A la suite de notre article invité LES FEMMES ET LE COVID-19, nous avons le plaisir d’accueillir la sociologue Monique HAICAULT.
Au cours de l’analyse de la charge mentale entreprise depuis les années 1970 j’ai insisté d’abord sur l’aspect managérial de la gestion domestique et sur son contenu exceptionnel qui mobilise des capacités cognitives particulières. Par la suite j’ai pu identifier trois phases dans ses transformations depuis l’après-guerre et creuser son cadre conceptuel afin de montrer ses liens avec les transformations du système productif. Essentiel au maintien et à la reproduction de la vie même, le travail constant de gestion-exécution pluri-qualifié occupe une place et une fonction charnière qui assure l’articulation des sphères sociales entre elles.
Pourquoi cette fonction de liaison est-elle absente en tant que telle des théories socioéconomiques, absente aussi du calcul de la richesse nationale ? Présentée comme relevant de la nature, enfouie dans l’extension de la fonction maternelle, elle s’y trouve légitimée et du même coup sa gratuité et son invisibilité sont « justifiées » par ce qu’on peut nommer avec Bourdieu l’exercice d’une « violence symbolique ».
On est donc loin du simple partage des tâches et des analyses qui masquent la fonction managériale majoritairement occupée par les femmes et ce quel que soit leur âge. Par ailleurs mes travaux me permettent de dire que, loin de diminuer avec les technologies domestiques (leur coût, leur mise en fonctionnement et leur maintenance requièrent un minimum de gestion, y compris prévisionnelle) elle tend plutôt à se complexifier avec de nouvelles responsabilités en lien avec le développement mondialisé des sociétés et avec l’émergence d’une prise de conscience globale.
De nature sociétale il s’agit principalement de trois domaines de gestion : la santé physique et mentale des membres de la famille, la santé globale de la planète terre et du monde vivant, enfin le maintien en équilibre du budget familial qui nécessite le contrôle et la sobriété de chacun face à la mondialisation effrénée de la production/consommation.
Avec le Covid ces trois domaines imbriqués ont été rendus visibles et soudain essentiels et avec eux la charge mentale de la sphère famille. Au niveau sociétal, ce sont les liens du virus avec la production/consommation systémique mondialisée qui se manifestent dans les conditions de son émergence, dans son développement et ses conséquences.
Au sein des familles les charges de gestion de santé nécessitent toujours plus de vigilance et un renouvellement régulier des connaissances, ne serait-ce que celles concernant la qualité des produits alimentaires et de tout ce qui concourt à la bonne santé des membres de la famille.
Le Care, nouveau champ de pratiques individuelles a pris des dimensions collectives avec la pandémie. De son côté, le souci de l’état de la planète et le respect du vivant se traduisent au quotidien par le contrôle d’une quantité de gestes ordinaires qui vont du tris des déchets, des économies d’eau, d’énergie, d’empreinte carbone, aux pratiques d’achats en cycles courts ou encore aux pratiques quotidiennes de mobilité non polluantes.

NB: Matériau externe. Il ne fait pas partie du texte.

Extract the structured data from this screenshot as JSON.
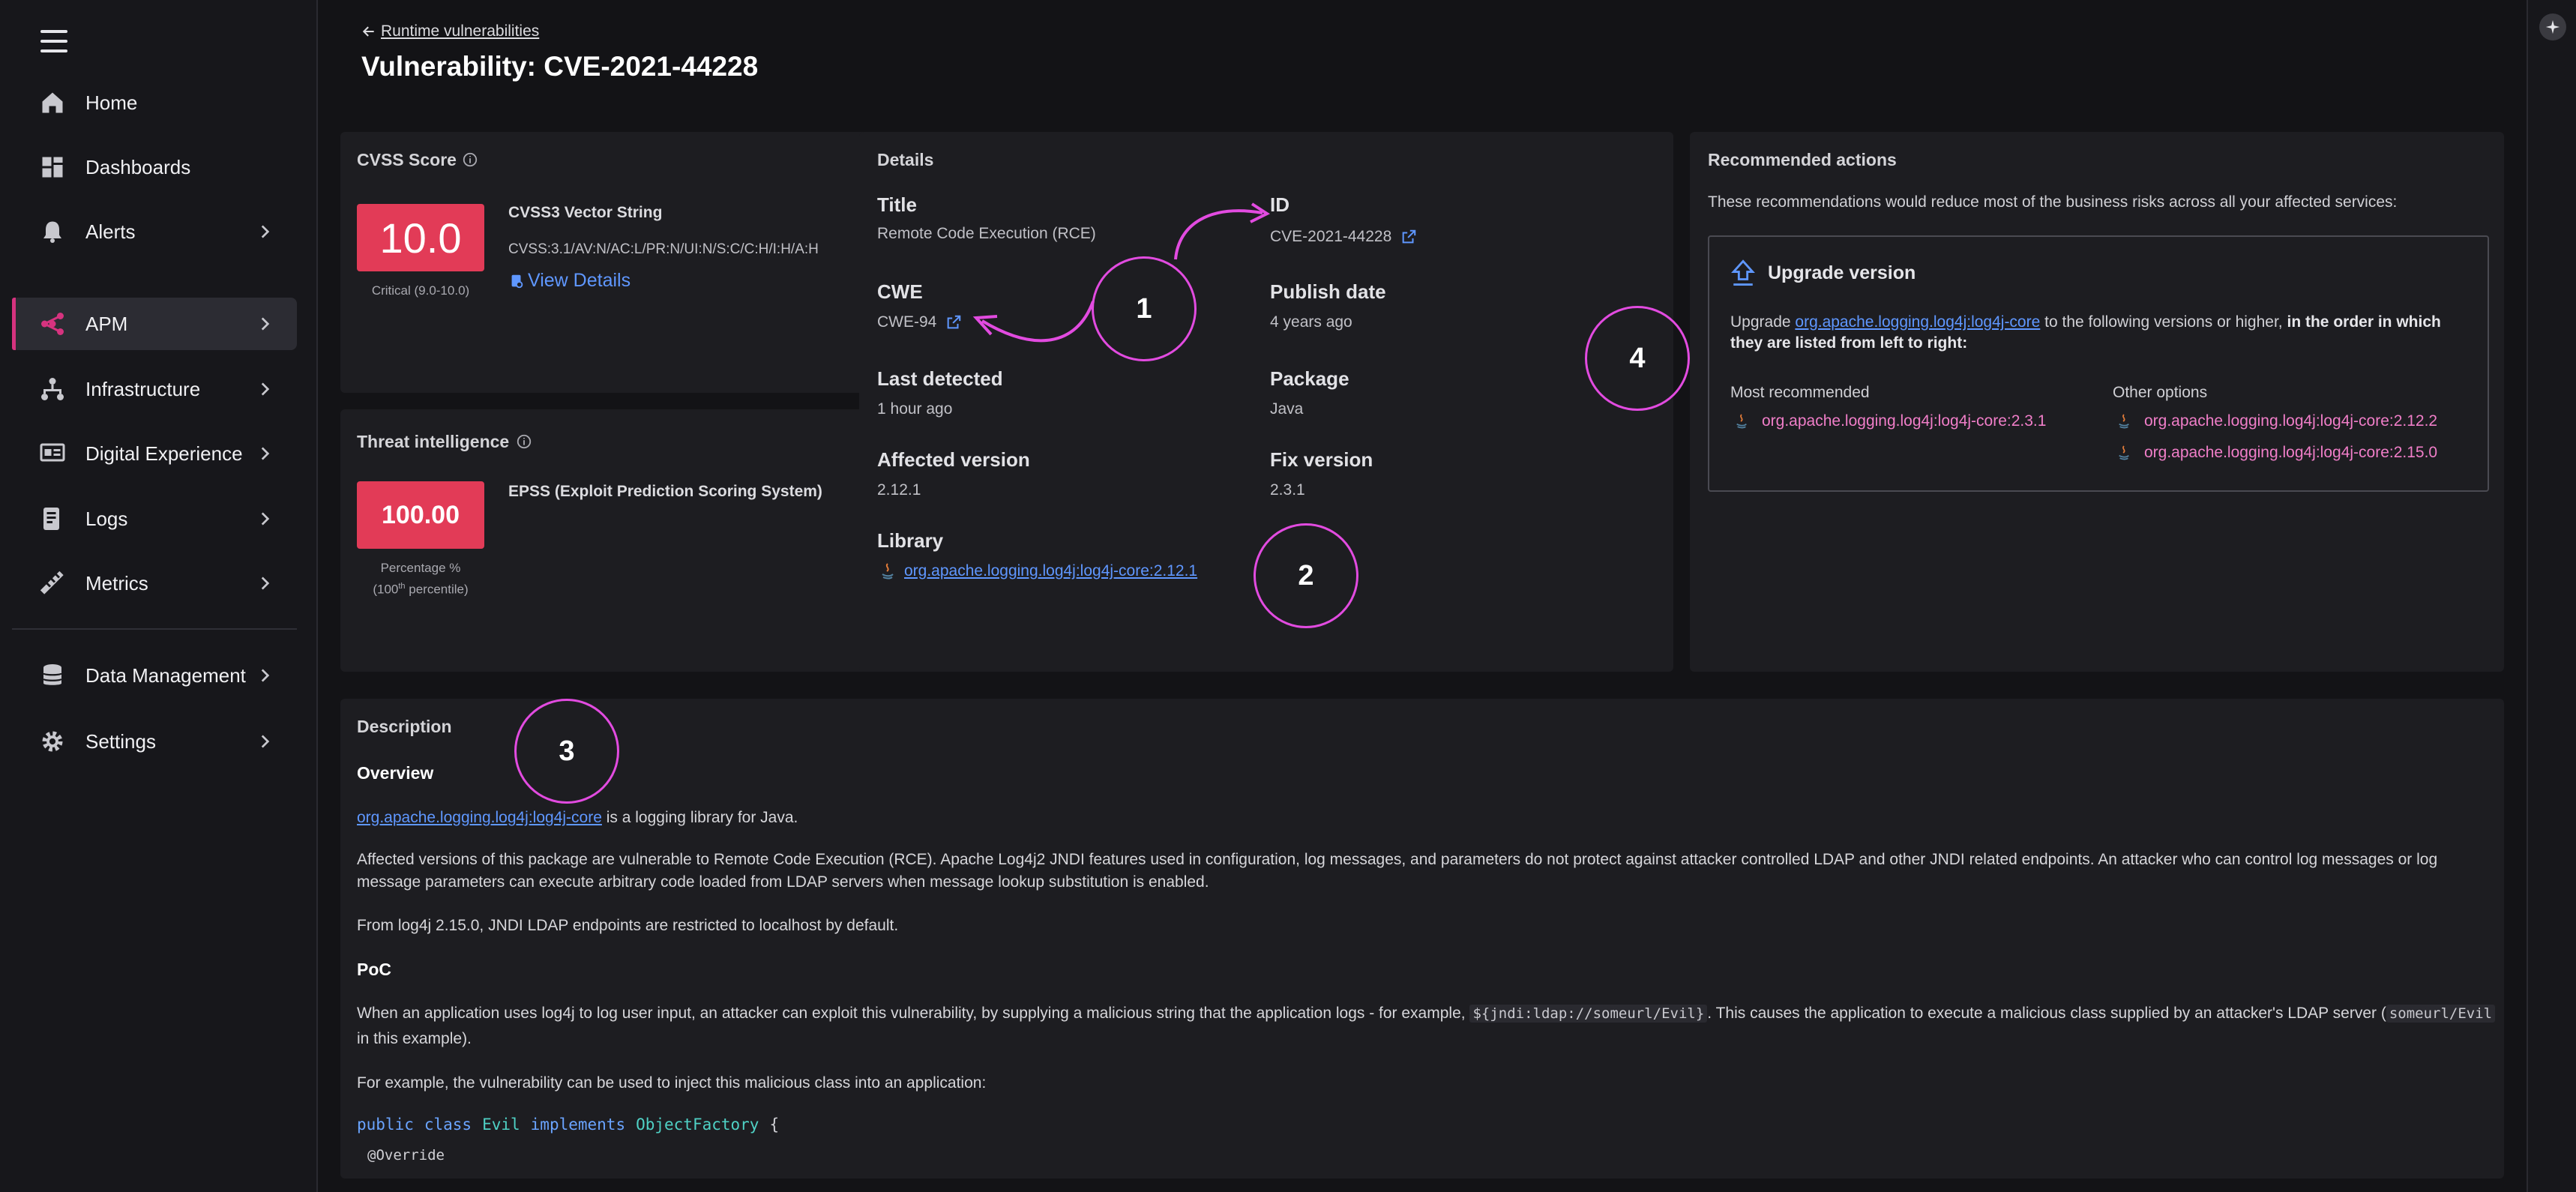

Enfin, le budget familial, aux prises avec le harcèlement consumériste des modes de vie impose aux individus et aux familles un contrôle constant des dépenses afin de maintenir un équilibre entre consommer et s’endetter.
Peu présentes dans les enquêtes, ces nouvelles préoccupations qui s’impriment dans les pratiques quotidiennes relèvent de l’état de conscience des individus, également du niveau de conscience de la pratique politique des Etats. Quoi qu’il en soit, de la conscience et de la complexité de ces « responsabilités », elles se répercutent toujours et singulièrement en temps de pandémie sur la charge mentale. Son histoire n’est donc pas finie.